En broutant les herbes, l'animal accélère le cycle de l'azote, enrichissant les plantes en nutriments. Résultat: un fourrage plus riche de plus de 150% en protéines et un bénéfice pour toutes les bêtes qui se nourrissent de la prairie, des wapitis et cerfs aux antilopes et mouflons d'Amérique.
"C'est vraiment une renaissance de ce qui existait dans le passé," se réjouit Bill Hamilton, co-auteur de l'étude et professeur à Washington and Lee University (Virginie, est).
Il y quelque 200 ans, les troupeaux de bisons étaient si gigantesques que le vacarme de leurs déplacements résonnait comme le grondement de l'orage au loin.
- Conquête de l'Ouest -
On estime qu'ils étaient entre 30 et 60 millions au début du XIXe siècle. Puis vint le chemin de fer de la conquête de l'Ouest.
La construction d'une ligne transcontinentale s'accompagna d'une terrible extermination: des chasseurs blancs abattant les animaux depuis les trains, laissant les carcasses pourrir et se fournissant en peaux précieuses.
Il s'agissait aussi d'affamer des tribus d'Amérindiens, pour qui le bison était vital, économiquement et culturellement.
Au début du XXe siècle, l'espèce était quasiment éteinte.
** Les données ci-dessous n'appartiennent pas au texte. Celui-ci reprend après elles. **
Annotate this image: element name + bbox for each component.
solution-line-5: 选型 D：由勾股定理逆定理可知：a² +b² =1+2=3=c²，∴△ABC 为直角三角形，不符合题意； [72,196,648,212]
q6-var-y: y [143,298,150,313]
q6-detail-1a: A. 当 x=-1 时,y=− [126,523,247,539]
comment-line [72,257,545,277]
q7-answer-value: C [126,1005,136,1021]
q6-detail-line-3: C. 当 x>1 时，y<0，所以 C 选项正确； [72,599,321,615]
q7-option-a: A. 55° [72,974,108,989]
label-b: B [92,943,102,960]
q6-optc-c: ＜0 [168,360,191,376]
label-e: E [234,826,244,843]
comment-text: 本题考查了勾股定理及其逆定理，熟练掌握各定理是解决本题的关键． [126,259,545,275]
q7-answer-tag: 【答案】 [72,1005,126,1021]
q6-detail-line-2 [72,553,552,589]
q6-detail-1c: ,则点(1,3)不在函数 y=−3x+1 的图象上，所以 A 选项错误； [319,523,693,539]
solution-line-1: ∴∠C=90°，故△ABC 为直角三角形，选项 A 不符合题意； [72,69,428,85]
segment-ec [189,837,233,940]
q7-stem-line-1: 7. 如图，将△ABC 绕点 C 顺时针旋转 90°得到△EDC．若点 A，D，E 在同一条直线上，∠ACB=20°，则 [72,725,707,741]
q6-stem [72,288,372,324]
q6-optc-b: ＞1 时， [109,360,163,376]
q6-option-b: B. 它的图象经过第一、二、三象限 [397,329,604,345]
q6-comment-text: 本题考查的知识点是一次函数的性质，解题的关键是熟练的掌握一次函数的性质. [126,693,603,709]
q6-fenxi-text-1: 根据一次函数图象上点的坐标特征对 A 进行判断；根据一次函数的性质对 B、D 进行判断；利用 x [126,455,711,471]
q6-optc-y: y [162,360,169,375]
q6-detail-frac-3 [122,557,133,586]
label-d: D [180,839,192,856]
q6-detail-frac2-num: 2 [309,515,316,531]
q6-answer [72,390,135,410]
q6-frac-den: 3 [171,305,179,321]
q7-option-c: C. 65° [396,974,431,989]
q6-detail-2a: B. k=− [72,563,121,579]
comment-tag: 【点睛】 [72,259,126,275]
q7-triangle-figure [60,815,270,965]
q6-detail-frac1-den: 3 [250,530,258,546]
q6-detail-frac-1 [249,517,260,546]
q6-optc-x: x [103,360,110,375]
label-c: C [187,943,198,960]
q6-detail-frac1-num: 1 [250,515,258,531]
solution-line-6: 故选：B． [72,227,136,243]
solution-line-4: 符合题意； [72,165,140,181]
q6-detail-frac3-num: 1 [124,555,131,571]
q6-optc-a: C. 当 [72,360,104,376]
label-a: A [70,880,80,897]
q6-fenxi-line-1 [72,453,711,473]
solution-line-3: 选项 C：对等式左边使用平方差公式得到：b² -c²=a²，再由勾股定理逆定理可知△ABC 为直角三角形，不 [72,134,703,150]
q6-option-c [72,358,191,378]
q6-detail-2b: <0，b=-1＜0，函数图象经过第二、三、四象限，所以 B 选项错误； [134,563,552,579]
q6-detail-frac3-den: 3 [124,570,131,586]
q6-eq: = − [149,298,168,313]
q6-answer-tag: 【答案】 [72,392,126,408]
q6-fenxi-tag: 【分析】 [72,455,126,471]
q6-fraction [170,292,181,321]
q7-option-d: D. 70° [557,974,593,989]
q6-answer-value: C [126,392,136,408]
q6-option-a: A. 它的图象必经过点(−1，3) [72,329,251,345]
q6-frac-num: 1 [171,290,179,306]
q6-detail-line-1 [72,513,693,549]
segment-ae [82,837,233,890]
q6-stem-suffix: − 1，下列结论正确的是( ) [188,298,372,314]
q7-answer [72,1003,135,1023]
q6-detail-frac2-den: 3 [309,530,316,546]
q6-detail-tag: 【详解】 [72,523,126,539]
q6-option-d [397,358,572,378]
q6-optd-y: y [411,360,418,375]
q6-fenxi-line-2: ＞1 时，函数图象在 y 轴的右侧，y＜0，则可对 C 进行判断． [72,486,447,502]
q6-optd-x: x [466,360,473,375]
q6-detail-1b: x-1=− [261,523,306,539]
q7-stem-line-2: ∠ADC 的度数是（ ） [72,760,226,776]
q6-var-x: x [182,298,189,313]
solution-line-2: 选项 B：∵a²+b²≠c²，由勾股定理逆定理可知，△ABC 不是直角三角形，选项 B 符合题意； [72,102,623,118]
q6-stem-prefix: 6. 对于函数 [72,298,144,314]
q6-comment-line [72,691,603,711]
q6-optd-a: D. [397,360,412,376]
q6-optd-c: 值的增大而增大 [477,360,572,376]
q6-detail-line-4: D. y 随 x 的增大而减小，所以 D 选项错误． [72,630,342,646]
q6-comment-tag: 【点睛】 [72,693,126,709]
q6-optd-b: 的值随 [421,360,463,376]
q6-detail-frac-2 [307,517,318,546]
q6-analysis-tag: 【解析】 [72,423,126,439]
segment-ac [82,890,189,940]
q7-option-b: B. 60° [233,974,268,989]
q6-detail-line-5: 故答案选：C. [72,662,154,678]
Puis, le mammifère a été progressivement réintroduit dans l'Ouest, pour atteindre environ 400.000 têtes.
Mais ce sont aujourd'hui de petits troupeaux, appartenant à des ranchs privés ou des réserves.
A Yellowstone, il reste 5.000 bisons, libres comme autrefois, qui parcourent quelque 1.600 kilomètres par an à coups d'aller-retours migratoires d'environ 80 km par jour.
Ce qui fait du tout premier parc national des Etats-Unis un très rare laboratoire scientifique à ciel ouvert.
- Politique de Trump -
Entre 2015 et 2021, une étude du biologiste des Parcs nationaux, Chris Geremia, a permis de suivre les mouvements et les habitudes de pâturage des animaux dans leur habitat, mesurant la croissance des plantes, le cycle des nutriments, la chimie du sol.
En comparant les parcelles pâturées et celles qui ne le sont pas, les résultats montrent que les bisons qui errent et migrent maintiennent coupées les herbes et les fleurs sauvages, cette végétation demeurant dense et riche en protéines et étonnamment variée.
"Les herbes exsudent du carbone dans le sol après avoir été pâturées et cela stimule les espèces microbiennes pendant 48 heures", selon Bill Hamilton.
Cette poussée microbienne se traduit par davantage d'ammonium et de nitrates, faisant encore croître la faune et la flore.
Les excréments et l'urine des bisons ajoutent encore une dose d'azote, ce qui dope l'effet fertilisant.
Ces résultats sortent au moment où la protection de la faune et de la flore n'est plus la priorité du nouveau gouvernement de Donald Trump, qui privilégie les intérêts des agriculteurs.
Des fermiers accusent les bisons en liberté d'être une nuisance, de détruire les clôtures, de se mélanger au bétail et de propager des maladies.
Ce que conteste Jerod Merkle, co-auteur de l'étude de l'Université du Wyoming, pour qui le bénéfice écologique est indéniable: les bisons sont "une espèce qui crée de l'hétérogénéité, qui a besoin de grands espaces pour se déplacer", permettant ainsi de les préserver.